The Evolving Value-Based World: Why Improving Clinical Care Will Optimize Future Reimbursements

In an Oct. 15 webinar hosted by Becker's Hospital Review, several executives with MedAssets — Executive Vice President and CMO Nick Sears, MD, Senior Vice President of Lean Healthcare Consulting Dave Munch, MD, and Vice President of Reimbursement Strategies and Analytics Mah-Jabeen Soobader, PhD — covered how revenue enhancement, resource management and physician alignment will change in the shift to value-based care.


Dr. Sears opened by briefly discussing the unprecedented change in healthcare, and how in order to survive, providers must begin to transform their business models.

He noted the Patient Protection and Affordable Care Act will lead to higher utilization of care, which is a net positive. However, the combination of declining Medicare reimbursements and the influx of 25 million newly insured patients present significant challenges for keeping healthcare providers and systems profitable.

Value-based care and reimbursement

Dr. Sears pointed out that the definition of value-based care is still evolving and it is doing so on a market by market basis. In addition, new models of care delivery, such as accountable care organizations and medical homes, are still being defined and evaluated not only for their outcomes, but also for what payment for these models should be.

The key to achieving success in value-based healthcare, Dr. Sears said, will be developing and implementing tools to manage and interpret the large amounts of data coming out of the healthcare system and using that data to help provide transparency. Good data management providing access to relevant performance insight is a crucial tool to integrating care, moving toward value-based payments and identifying features of excellent care on which to base blueprints for all care delivery.

Physician-Hospital Alignment in an Episode of Care

Dr. Soobader addressed the importance of physician-hospital alignment in revenue management. "Without this union, all other strategies fall flat. Organizational culture enables strategy execution," she said, indicating excellent physician-hospital alignment has the potential to drive down supply costs and achieve optimal resource utilization.
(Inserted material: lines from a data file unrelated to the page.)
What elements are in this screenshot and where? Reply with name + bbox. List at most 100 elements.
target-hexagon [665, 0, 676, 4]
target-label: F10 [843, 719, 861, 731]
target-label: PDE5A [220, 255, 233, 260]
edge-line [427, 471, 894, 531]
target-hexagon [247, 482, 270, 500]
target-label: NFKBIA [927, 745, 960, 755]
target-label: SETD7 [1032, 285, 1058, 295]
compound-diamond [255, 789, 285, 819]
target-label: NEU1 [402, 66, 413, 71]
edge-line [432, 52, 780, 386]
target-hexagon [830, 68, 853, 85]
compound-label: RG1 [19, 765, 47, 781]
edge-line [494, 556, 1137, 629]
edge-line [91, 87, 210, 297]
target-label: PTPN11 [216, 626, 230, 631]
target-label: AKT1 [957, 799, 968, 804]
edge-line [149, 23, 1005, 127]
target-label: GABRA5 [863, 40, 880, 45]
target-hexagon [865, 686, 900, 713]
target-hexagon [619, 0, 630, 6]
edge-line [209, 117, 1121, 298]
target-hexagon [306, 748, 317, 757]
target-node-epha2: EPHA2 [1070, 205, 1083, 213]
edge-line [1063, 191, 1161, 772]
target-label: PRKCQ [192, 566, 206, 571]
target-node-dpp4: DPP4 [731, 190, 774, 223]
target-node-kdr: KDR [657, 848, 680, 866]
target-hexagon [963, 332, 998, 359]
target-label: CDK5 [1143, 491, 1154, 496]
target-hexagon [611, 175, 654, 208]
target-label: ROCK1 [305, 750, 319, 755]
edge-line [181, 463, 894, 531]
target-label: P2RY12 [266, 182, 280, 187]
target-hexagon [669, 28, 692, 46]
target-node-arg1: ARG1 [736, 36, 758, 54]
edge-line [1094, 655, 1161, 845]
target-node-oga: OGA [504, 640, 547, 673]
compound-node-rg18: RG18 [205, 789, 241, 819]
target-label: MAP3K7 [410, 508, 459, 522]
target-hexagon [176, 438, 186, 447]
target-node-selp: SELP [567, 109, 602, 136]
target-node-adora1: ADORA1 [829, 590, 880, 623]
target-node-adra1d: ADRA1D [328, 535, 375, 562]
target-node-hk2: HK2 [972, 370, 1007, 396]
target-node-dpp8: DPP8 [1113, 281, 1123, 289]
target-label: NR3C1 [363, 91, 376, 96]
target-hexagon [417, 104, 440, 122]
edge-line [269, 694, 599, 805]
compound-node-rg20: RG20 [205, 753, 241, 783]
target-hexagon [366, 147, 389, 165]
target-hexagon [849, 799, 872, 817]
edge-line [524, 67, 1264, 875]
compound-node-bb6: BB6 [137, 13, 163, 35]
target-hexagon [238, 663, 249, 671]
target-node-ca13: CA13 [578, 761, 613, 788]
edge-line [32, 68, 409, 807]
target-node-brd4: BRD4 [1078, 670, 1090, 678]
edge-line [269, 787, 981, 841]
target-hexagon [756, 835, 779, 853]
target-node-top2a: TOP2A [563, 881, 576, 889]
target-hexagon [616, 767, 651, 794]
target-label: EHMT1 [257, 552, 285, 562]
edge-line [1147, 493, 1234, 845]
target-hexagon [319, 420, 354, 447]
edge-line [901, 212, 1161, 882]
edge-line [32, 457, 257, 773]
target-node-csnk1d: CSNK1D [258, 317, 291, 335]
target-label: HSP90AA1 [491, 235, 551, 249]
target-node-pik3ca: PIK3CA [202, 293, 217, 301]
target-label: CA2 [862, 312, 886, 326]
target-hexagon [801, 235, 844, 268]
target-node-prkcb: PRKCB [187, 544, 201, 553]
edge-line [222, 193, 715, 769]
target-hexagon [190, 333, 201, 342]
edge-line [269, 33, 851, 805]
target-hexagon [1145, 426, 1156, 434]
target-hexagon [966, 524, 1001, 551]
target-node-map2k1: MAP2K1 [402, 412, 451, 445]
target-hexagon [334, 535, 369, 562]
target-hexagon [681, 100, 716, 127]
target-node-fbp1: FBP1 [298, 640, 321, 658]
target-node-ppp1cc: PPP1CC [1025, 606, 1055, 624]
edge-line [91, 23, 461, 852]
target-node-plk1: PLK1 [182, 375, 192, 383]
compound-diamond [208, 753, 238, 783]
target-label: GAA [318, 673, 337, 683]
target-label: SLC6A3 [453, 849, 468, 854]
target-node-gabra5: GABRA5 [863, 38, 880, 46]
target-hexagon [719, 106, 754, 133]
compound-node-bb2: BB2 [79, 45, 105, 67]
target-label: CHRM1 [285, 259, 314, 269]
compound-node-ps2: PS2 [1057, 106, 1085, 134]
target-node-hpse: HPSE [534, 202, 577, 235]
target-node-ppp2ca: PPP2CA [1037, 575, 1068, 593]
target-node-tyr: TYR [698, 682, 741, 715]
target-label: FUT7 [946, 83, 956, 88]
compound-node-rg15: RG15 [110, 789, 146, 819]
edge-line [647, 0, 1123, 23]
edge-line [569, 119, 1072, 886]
A critical element of implementing bundled payments includes identifying high-performing care providers to partner with as key change agents.

Decreasing those costs through physician alignment requires both improved performance and clinical outcomes through the standardization of evidence-based pathways and protocols to eliminate diagnostic and treatment variability. In addition, identifying care improvement opportunities demands a system of benchmarking within organizations. Dr. Soobader suggested a successful benchmarking strategy is identifying and modeling practices of "gold standard physicians" — individuals who truly demonstrate the provision of high-quality care at the lowest cost possible. "This will also assist hospitals in building systems of coordinated care," said Dr. Soobader

To decrease care variation, organizations must define episodes of care. Furthermore, they must consider which services and preventive solutions are clinically relevant and where clinical risk is greater than financial risk. Inclusion and exclusion criteria can contribute up to 30% of financial risk for a given episode definition. While current industry episodes of care are condition-specific, Dr. Soobader also highlighted the application of episodes of care for many chronic conditions with the integration of multiple related conditions. Chronic Care is major cost driver of healthcare spending in the United States, with beneficiaries that have multiple conditions contributing cost of up to 3 times more than their counterparts with a single chronic condition.

Lean in a value-based environment

Dr. Munch discussed how improving the efficiency of care process ultimately leads to better patient outcomes and lower costs. "It's about making the right work easier to do," he said. "We have to develop standards of care by assessing workflows, identifying inefficiencies and eliminating those inefficiencies. We must separate value-added from non-value-added processes."

He emphasized that hospitals and health systems must have a baseline level of care variation and benchmarking, so when something goes wrong the problem is easily identifiable and can be acted upon as soon as possible. "You cannot define the abnormal until you define the normal," he said.

To define the normal, it's important to identify common areas in which waste occurs, Dr. Munch said. Different types of waste include having to repeat a process, having to do too much to complete a process, waiting, unclear events or instructions, unnecessary or excessive transportation, incorrect inventory, motion of people and excess processing.

Once these problems — and potentially others — are identified, hospitals can examine possible solutions. Any action taken to correct these problems should be measured to assess waste-reduction progress.

While the PPACA may present difficulties, it also offers a valuable opportunity for hospitals and physicians to partner, according to the MedAssets panel. By finding common ground and a shared purpose, health systems can build value-creating and waste-reducing partnerships with their clinicians.